Mas, justiça seja feita, a mesma força manipuladora da mídia que colocou Fernando Collor no poder o derrubou em 1992. A imprensa passou a fazer uma minusiosa cobertura da crise no governo nacional. Na época, A Rede Globo lançou a minissérie “Anos Rebeldes” - referente a um grupo de estudantes que se revoltou contra a ditadura – influênciando o imaginário da população. O resultado da crise foi a abertura de um processo de impeachment contra Collor. A votação do afastamento do presidente na Camâra dos Deputados foi transmitido ao vivo pelas maiores emissoras do país, dando um tom de espetacularização para a sessão. Ao final, a maioria foi favorável ao impeachment. Ficou, então, evidente que, mais do que informar, o papel midiático tem que ser auxiliar e educar, evitando a padronização e enganação popular.

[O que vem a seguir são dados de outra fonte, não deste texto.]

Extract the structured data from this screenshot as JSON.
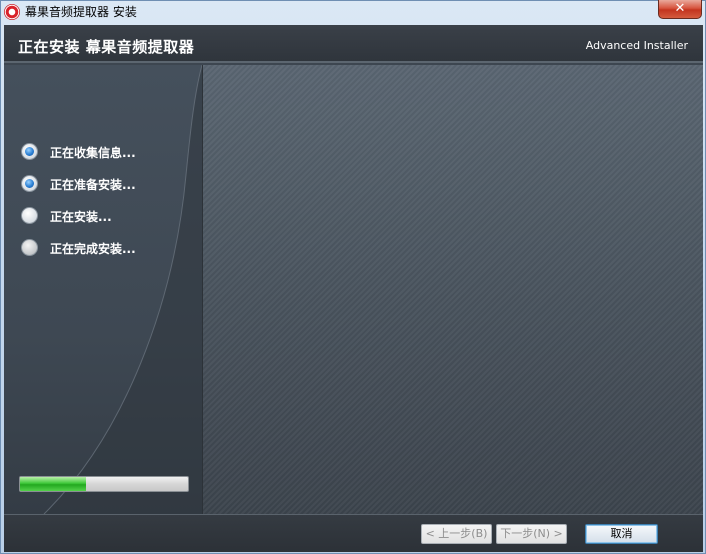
{
  "window": {
    "title": "幕果音频提取器 安装",
    "close_label": "✕"
  },
  "header": {
    "title": "正在安装 幕果音频提取器",
    "brand": "Advanced Installer"
  },
  "steps": [
    {
      "label": "正在收集信息...",
      "status": "done"
    },
    {
      "label": "正在准备安装...",
      "status": "done"
    },
    {
      "label": "正在安装...",
      "status": "current"
    },
    {
      "label": "正在完成安装...",
      "status": "pending"
    }
  ],
  "progress": {
    "fraction": 0.39
  },
  "buttons": {
    "back": "< 上一步(B)",
    "next": "下一步(N) >",
    "cancel": "取消"
  },
  "colors": {
    "progress_fill": "#2fb52c",
    "header_bg": "#31373e",
    "sidebar_bg": "#424c57"
  }
}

Em suma, para que se recupere uma esfera pública digna, eficiente e com a mesma essência que ela tinha em sua origem como uma ação comunicativa, é preciso interesse para resgatar a democracia, e com ela voltamos a ter opinião, poder falar sem medo de ser ouvido, um local onde todos estejam capacitados de expor suas ideias sem ressentimentos, assim rompendo a ditadura que restringe a opinião pública. Mergulhando em uma teoria utópica, todos deveriam ser livres até de suas culturas para que sejam demonstradas as informações reais, sem nenhuma influência, por menor que seja. A mídia deixando de moldar a sociedade, para a sociedade passar a moldar a mídia, com um jornalista capaz de não correr o risco de ser um transformador da verdade, sendo apenas mediador da história, dando continuidade aos fatos que jamais terão fim.

Um comentário:

  1. Uma das causas do falecimento lento da cultura contemporânea se dá pelo modo performativo que a mídia lida com a sociedade. Como muito bem analisado pelo grupo, é grande o leque de exemplos dos veículos que não informam, e sim, formam. A mídia cria espectadores, o que a faz, por excelência, um espetáculo. Desta forma, traz uma cultura diferente da local (por exemplo, o samba perde espaço para o pop rock americano, em próprio cenário nacional) como melhor, superior, formando seus “espectadores”. Enquanto a sociedade enxerga a mídia como a mais pura realidade do todo, a mesma manobrará, conforme seu interesse, a opinião pública. Para que haja uma esfera pública de alta qualidade, é necessário que haja uma maior crítica aos meios de comunicação e um interesse amplo de resgatar a democracia, para que com ela voltemos a ter opinião (falar sem medo de ser ouvido), em um local que todos estejam capacitados de expor suas ideias.